Acordes de paz en la Casa de Colón. Foto: E. Herrera

Una plaza reunida por la convivencia

Sociedad

La plaza del Pilar Nuevo, en la Casa de Colón, comenzaba a llenarse más allá de las sillas dispuestas mientras el murmullo de la audiencia se extendía por el espacio abierto. La Consejería de Cultura del Cabildo de Gran Canaria convocó a la ciudadanía el 16 de mayo a un acto abierto para celebrar Mayo Museos 2026 bajo el lema “Museos uniendo un mundo dividido” , en una cita que combinaba lectura y música con un mismo objetivo: pensar la paz desde lo colectivo.

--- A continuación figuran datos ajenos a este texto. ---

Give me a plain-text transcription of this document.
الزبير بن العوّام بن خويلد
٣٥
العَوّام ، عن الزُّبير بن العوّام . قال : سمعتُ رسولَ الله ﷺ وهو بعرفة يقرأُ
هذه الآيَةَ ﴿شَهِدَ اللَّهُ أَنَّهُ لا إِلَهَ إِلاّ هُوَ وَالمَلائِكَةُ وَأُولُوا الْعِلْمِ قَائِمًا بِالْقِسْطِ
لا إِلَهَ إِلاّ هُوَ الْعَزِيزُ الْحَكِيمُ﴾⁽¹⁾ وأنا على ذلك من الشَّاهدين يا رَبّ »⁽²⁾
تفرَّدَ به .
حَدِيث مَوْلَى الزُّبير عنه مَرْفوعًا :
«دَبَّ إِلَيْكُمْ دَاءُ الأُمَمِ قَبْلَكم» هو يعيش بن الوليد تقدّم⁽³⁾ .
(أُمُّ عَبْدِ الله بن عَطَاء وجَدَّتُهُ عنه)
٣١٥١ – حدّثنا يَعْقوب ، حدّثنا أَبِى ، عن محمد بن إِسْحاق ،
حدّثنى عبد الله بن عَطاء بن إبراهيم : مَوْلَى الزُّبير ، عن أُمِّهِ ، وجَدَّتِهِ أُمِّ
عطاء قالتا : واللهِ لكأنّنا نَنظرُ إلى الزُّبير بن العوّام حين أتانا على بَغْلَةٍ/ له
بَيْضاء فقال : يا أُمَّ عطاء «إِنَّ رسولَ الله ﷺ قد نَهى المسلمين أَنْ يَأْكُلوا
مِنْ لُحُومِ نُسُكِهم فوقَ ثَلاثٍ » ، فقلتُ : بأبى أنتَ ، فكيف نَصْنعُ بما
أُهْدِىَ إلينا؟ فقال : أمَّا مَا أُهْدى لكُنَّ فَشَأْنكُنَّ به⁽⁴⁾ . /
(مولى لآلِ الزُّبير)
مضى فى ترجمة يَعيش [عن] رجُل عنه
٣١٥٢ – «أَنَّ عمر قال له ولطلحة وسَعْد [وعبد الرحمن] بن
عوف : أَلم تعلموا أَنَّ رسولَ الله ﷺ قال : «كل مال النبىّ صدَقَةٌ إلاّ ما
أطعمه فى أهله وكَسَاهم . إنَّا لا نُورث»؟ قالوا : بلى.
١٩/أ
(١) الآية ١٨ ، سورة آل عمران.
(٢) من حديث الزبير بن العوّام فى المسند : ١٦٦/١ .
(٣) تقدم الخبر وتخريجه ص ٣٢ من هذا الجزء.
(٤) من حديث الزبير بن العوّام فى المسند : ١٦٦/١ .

El espacio al aire libre, lejos de dispersarse, se mantenía entre las conversaciones bajas y las miradas atentas. A las 19.00 horas, la consejera de Cultura del Cabildo de Gran Canaria, Guacimara Medina Pérez, tomó la palabra para abrir el acto, recordando que esa noche querían destacar la paz. La frase, breve y directa, marcaba el tono de lo que estaba por venir.

El protagonismo pasaba entonces a la lectura pública del texto del Cabildo de Gran Canaria por la unidad de un mundo dividido. Alicia Bolaños Naranjo, jefa del Servicio de Museos, y Franck González, director de la Casa-Museo Antonio Padrón, leyeron el texto compartido junto a responsables de distintos centros de la institución. Las palabras avanzaban de forma sencilla, sostenidas por el silencio de la audiencia.

Lectura del manifiesto por la paz. Foto: E. Herrera

La transición no rompía el ambiente, sino que lo mantenía. La directora de la Casa de Colón, Carmen Gloria Rodríguez Santana, presentó el concierto Acordes de Paz recordando que “las utopías están para soñarlas y no desalentarnos”, dejando suspendida una idea de que existe continuidad en la música.

El inicio era simple, timple y guitarra. Abraham Ramos y Kevin González comenzaron a tocar Imagine , de John Lennon, aunque el espacio era abierto, el público se encontraba expectante, atento a cada nota. Tras los aplausos, la escena se ampliaba con la voz de Mari Carmen Segura y la flauta travesera de Paulina Niemczycka . La música empezaba a expandirse y, con ella, la asistencia. Personas de los alrededores se acercaban, atraídas por el sonido, mientras dos pantallas al fondo proyectaban imágenes de los centros, añadiendo una capa visual al recorrido.

El repertorio continuaba con temas que no solo se sucedían, sino que estaban en línea con el sentido del acto. Después de El fin y el medio , la cantante agradecía la presencia antes de dar paso a Solo le pido a Dios. Con Revolución , de Amaral, dejaba caer una frase que invitaba a reflexionar: “muchas veces estamos silenciados por no molestar”. Después, Hallelujah dio paso a No dudaría , donde el público era invitado a sumarse, haciendo desaparecer la distancia entre escenario y asistentes. En Derecho de nacimiento , un solo de flauta abría el tema con precisión y dulzura, manteniendo por sí mismo la atención antes de que el resto de los instrumentos se incorporen.

El ambiente se volvió más cercano, más compartido. La cantante preguntaba a la audiencia si estaba cómoda antes de anunciar Todos somos pueblo como cierre. Sin embargo, el final se resistía a ser definitivo. Tras el agradecimiento de Abraham Ramos, que destacó la reciente consolidación del grupo, el público pidió otra más.

Cierre de la actuación musical. Foto: E. Herrera

La canción de la alegría surgió entonces como último gesto, coincidiendo con la caída del sol. En ese instante, una bandada de cotorras cruzaba el cielo, sumándose de forma inesperada a una escena que ya no pertenecía solo al escenario.

El acto concluyó con la intervención de Carmen Gloria Rodríguez Santana, quien agradeció la asistencia y pidió a firmar el manifiesto, prolongando fuera del escenario aquello que se había construido dentro. La plaza comenzaba a vaciarse lentamente, pero el eco permanecía. Entre las melodías y las palabras, la paz no había aparecido como una idea lejana, sino como algo frágil, compartido y, sobre todo, en construcción.